What if this is the end? What if COVID with us at a moderate ebb, continually? I do think it will continue to peter out over the next few years, and I also think it probably won’t disappear completely. What do we do about that? Tethering interventions to emergency situations means that the intervention goes away when the emergency recedes. The answer is to tether interventions to something else, not to cling to the emergency at all costs. Because the emergency will recede, and it doesn’t actually matter at all if it is receding quantitatively or qualitatively. (The qualitative sense is probably more important because, again, numbers are contextual.) What does it look like to think sustainably about COVID safety and public health more generally (because, at this point in time, the myriad other public health issues we face deserve just as much attention as COVID) in light of this?
It’s easier to just pivot to personal responsibility and stew in obstinate anger that shit sucks right now. No shade to anyone for doing that, although I think that ostensible science communicators should hold themselves to a higher standard. (One of the biggest failures of science communication from the left in the pandemic is the complete mishandling of messaging about the vaccines — they are not sterilizing, but that absolutely does not mean they don’t work, and it concerns and frightens me to see the attitude that the vaccines basically do nothing so widespread on the COVID-engaged left. I am implicated in this because I, mistakenly, advocated hard on the ineffectiveness of the vaccines to stop transmission out of an ultimately misguided belief that this would lead to the uptake of more nonpharmaceutical interventions, or at least build the case for it. I was wrong.)

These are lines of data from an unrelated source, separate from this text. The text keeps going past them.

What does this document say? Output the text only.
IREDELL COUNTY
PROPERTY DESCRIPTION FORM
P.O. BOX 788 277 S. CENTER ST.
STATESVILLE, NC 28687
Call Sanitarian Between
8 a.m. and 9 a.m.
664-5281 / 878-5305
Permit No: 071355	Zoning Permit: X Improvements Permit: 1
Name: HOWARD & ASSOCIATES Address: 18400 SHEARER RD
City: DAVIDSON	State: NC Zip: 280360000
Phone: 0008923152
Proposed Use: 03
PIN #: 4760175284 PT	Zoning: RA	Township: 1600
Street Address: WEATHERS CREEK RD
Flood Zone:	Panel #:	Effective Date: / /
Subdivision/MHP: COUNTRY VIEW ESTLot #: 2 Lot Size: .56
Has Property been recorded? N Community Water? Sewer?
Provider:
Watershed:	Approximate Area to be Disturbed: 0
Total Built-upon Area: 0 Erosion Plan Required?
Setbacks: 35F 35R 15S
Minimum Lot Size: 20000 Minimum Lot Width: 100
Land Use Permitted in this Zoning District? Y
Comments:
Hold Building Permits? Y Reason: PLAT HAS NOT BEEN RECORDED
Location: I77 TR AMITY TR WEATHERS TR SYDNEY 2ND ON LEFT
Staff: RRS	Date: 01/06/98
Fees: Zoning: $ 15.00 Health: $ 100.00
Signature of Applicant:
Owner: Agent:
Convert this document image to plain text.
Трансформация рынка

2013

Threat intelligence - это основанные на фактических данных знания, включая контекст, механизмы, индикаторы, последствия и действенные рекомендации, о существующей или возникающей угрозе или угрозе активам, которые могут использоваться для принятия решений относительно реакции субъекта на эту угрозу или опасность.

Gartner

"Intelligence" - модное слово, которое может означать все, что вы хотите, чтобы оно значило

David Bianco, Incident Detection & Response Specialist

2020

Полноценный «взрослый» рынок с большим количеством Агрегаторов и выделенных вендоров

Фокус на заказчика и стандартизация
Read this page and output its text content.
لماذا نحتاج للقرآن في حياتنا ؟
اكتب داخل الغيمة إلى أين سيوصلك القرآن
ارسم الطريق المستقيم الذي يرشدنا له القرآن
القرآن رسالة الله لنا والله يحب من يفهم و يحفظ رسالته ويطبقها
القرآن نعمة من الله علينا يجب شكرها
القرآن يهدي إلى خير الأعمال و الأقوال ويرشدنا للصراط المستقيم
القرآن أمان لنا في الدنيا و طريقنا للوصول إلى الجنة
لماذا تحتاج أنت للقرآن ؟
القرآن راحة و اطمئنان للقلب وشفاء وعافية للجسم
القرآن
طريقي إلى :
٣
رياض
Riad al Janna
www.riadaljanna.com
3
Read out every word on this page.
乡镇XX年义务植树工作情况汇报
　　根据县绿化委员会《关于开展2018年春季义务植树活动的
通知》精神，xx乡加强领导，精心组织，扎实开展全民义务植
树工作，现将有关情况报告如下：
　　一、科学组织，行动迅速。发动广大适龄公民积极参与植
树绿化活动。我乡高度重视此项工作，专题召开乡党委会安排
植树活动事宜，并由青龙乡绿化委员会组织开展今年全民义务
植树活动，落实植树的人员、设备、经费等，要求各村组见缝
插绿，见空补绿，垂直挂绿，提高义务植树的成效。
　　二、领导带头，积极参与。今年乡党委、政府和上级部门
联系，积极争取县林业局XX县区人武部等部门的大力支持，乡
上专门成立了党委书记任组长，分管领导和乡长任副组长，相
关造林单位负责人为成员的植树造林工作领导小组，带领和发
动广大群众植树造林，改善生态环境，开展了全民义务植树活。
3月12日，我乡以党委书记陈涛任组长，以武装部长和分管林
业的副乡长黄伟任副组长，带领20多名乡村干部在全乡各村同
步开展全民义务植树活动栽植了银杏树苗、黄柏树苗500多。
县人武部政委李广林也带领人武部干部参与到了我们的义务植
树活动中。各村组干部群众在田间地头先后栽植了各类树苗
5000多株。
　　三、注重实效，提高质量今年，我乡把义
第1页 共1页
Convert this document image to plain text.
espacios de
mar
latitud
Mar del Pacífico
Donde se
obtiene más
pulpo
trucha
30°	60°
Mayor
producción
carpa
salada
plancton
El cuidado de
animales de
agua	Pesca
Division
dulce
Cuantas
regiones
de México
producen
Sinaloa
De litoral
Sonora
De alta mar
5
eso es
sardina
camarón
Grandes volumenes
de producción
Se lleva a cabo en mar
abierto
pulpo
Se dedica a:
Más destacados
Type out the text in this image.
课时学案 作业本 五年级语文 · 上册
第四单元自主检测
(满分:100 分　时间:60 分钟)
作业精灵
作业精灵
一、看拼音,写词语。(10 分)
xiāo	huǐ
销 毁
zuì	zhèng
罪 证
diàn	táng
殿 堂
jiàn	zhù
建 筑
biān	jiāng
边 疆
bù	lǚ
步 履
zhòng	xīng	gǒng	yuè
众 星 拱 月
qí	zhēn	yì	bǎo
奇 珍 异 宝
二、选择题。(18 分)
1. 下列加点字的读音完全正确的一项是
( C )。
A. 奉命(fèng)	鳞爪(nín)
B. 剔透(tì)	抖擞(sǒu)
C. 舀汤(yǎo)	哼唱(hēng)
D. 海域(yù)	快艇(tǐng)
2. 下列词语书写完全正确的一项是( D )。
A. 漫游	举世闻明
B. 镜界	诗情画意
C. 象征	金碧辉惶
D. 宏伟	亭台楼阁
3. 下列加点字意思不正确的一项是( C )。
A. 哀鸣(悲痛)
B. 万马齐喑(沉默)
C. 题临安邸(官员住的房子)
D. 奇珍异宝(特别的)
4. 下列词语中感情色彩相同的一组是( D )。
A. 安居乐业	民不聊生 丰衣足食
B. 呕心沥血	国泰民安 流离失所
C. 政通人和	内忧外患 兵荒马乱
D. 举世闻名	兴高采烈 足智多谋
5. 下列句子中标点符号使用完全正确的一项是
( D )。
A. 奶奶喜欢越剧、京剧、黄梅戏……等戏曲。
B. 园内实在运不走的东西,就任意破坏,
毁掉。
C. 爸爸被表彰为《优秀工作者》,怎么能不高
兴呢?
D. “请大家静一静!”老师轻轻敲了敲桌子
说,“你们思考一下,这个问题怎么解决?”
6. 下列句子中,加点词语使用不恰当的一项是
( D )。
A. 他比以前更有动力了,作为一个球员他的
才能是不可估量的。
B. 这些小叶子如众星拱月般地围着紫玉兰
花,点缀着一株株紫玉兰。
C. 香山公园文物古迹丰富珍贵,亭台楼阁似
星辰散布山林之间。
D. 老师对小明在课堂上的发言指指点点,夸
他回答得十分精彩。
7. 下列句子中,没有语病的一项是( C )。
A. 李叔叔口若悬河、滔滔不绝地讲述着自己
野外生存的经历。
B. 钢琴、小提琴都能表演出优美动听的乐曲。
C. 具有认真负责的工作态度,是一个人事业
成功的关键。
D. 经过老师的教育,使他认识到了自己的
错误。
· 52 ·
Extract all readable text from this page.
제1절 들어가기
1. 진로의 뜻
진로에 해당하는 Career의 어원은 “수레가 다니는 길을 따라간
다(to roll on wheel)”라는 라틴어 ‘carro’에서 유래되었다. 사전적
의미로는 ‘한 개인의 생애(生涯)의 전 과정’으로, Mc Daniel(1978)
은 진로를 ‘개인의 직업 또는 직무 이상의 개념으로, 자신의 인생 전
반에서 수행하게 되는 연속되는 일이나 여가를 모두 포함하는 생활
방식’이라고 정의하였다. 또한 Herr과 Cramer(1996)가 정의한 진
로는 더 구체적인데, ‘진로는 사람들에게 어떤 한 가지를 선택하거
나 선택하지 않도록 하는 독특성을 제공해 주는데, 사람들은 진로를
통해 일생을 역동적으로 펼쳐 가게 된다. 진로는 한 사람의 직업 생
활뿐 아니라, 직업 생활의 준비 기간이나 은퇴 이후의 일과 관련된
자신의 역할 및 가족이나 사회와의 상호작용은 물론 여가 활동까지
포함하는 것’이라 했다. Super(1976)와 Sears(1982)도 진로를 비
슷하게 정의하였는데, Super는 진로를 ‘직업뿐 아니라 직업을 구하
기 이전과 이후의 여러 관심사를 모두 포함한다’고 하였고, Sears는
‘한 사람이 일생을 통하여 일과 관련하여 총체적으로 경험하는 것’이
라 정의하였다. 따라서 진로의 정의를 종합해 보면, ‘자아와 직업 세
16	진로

The level of observation also matters. I read a snippet of Christian McMillen’s book Pandemics: A Very Short Introduction about the medieval bubonic (“black”) plague. Globally, the end of the plague looks like a disjointed petering-out. Locally, however, the end was abrupt, marked. We’re not as isolated as medieval serfs; there’s no way we’ll experience the end of COVID as abrupt. Other than that, I don’t know. Is this it? For me, maybe. For other people, probably not. One of the weirdest things about the pandemic is that everybody is living in their own peculiar temporality of it. Which I guess is all I can really say. The end of a pandemic is an emergent property of a complex system, not reducible to its parts or to any one person’s take or experience.
* I hate that I feel like I have to say this, but a disease being “endemic” or the epidemic phase coming to an end doesn’t mean I don’t care about it anymore (or that anyone should stop caring). I care very, very much about HIV, for example, a long-endemic disease that affects over a million people in the US.